Auguste Rodin, Iris, Messenger of the Gods, c. 1895

Auguste Rodin, drawing 5957

Rodin is standing or kneeling or lying beside them. He steps aside, he encourages them, he steps forward. What a musician! What a director! They show him what they show no-one else: their true nature, their wild abandon. He leans over. He entwines them. He asks them to masturbate—and no faking it! To make love with each other. To do it upfront, fearing neither disarticulation nor convulsion. He takes note of their spasms. Never before has that been seen. It will take no less than a pillar of Notre-Dame to counterbalance that! Or else brickloads of German philosophy. He exalts them, turns them over, drowns them; he gives them electroshocks. Nereids, nymphs, naiads? Yes, yes, but first they are working-class girls or mundane bourgeoises, hurrying to his studio and suddenly inhabited by that. It’s Dionysus in Paris, in the seventh arrondissement, under the nose of the Establishment’s police. They come in many guises: hypocritical young girls transformed into practiced whores, mothers lying one atop another, women of the world exhibiting their earthiness, dancers earning their salary, laundresses changed into goddesses. They go to Rodin as to a whorehouse. If these drawings could speak! Listen: they’re speaking: moans, cries, whispers, obscenities, murmurs…

Who is he, then, this Rodin, who obliges women to desire themselves, to strip off their clothes and touch themselves as they twist  and turn before him? To come in his presence as he draws them? To offer themselves up as desire consumes them? To reveal, to be unable to conceal, the fire whose flames never die? He is, of course, a sculptor of genius, a prodigy of modelling–a handy man–but is that all? Why do women, like wild sleepwalkers, converge upon this point? What point? There’s no question here of making Rodin, even if it were the case, a man of good fortune, a sexual maniac, drawing toward him, almost mechanically, his maenads. In painting, especially with Picasso, we know how far the situation of the painter and his model can go: The canvas is penetrated, the landscape or studio turned upside down, the painter and his nude model embrace in an embodied brushstroke. With Rodin, nothing of the sort: He is not there—no man is or will be there. He is exempted from playing a visible role in the physiological script. It is from themselves that these women seem to draw their irrepressible confession.

Auguste Rodin, drawing 5411

Auguste Rodin, drawing 6187

A forgotten language speaks in Rodin: ‘Surrender, Juliette, surrender without fear to the impetuosity of your tastes, to the cunning variability of your caprices, to the fiery spirit of your desires; arouse yourself on their deviance, intoxicate yourself on your pleasures; take them for your sole law, have no other guide;  may your voluptuous imagination vary our dissoluteness; it is only by multiplying them that we will achieve happiness. Don’t you see the star that shines upon us desiccating and invigorating by turns?

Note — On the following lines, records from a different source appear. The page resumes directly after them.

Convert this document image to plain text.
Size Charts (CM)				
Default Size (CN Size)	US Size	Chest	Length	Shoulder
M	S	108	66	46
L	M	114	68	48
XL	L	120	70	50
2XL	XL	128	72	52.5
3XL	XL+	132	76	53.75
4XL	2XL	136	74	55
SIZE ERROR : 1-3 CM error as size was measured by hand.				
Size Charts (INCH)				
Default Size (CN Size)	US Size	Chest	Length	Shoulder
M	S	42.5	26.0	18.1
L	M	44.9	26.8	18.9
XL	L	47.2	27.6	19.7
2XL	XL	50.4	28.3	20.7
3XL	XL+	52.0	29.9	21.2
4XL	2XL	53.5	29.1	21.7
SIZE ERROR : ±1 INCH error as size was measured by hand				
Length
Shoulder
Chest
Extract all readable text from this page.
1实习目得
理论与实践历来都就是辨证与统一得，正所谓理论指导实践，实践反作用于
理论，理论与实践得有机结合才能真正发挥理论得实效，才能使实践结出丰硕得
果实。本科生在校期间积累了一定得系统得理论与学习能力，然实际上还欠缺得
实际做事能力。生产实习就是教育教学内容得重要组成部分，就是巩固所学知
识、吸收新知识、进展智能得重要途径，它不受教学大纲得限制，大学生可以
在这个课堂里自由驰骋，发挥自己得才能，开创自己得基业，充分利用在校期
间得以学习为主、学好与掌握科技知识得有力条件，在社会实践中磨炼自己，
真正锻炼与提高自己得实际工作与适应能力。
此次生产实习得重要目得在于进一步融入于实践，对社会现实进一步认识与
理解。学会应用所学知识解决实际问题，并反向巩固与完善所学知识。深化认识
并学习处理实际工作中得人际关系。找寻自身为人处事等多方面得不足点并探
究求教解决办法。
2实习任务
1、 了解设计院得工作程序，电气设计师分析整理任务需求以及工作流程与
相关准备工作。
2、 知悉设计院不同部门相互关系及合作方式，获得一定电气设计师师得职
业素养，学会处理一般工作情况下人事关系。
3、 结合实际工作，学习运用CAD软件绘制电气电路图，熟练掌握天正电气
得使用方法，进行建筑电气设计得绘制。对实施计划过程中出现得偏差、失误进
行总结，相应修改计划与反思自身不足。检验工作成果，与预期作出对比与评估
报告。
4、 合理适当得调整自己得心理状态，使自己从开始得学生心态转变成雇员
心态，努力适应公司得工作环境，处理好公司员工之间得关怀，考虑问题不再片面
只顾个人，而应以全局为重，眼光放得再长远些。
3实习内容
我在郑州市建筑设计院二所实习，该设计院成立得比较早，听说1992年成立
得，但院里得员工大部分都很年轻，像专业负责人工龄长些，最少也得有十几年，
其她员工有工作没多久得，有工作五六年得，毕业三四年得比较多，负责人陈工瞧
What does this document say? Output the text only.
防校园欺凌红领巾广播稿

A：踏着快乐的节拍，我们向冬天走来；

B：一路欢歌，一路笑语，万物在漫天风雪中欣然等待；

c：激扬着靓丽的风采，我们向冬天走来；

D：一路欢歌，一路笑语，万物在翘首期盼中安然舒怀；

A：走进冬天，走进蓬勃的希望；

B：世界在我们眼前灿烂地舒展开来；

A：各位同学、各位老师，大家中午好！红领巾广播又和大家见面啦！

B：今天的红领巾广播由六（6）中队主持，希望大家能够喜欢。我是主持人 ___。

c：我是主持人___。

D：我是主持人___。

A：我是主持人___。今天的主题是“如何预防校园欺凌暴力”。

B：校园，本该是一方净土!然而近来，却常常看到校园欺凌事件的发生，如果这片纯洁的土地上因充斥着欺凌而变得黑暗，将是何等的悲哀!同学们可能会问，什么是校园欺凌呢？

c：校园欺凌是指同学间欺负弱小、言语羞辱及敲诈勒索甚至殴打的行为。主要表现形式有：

Imitate it in your profligacy, as you paint it in your pretty eyes.’

And indeed, why not La Coquille (The Shell), drawing no. 5990, as a portrait of Sade’s Juliette ? The left leg is in the same position as in drawing no. 6187. One must imagine what happens from one to the other.

Rodin died in 1917. On the horizon of his erotic drawings are two world wars and unprecedented destruction. Rodin’s secret, hidden in his private works, stands the test of time. His secret is our secret.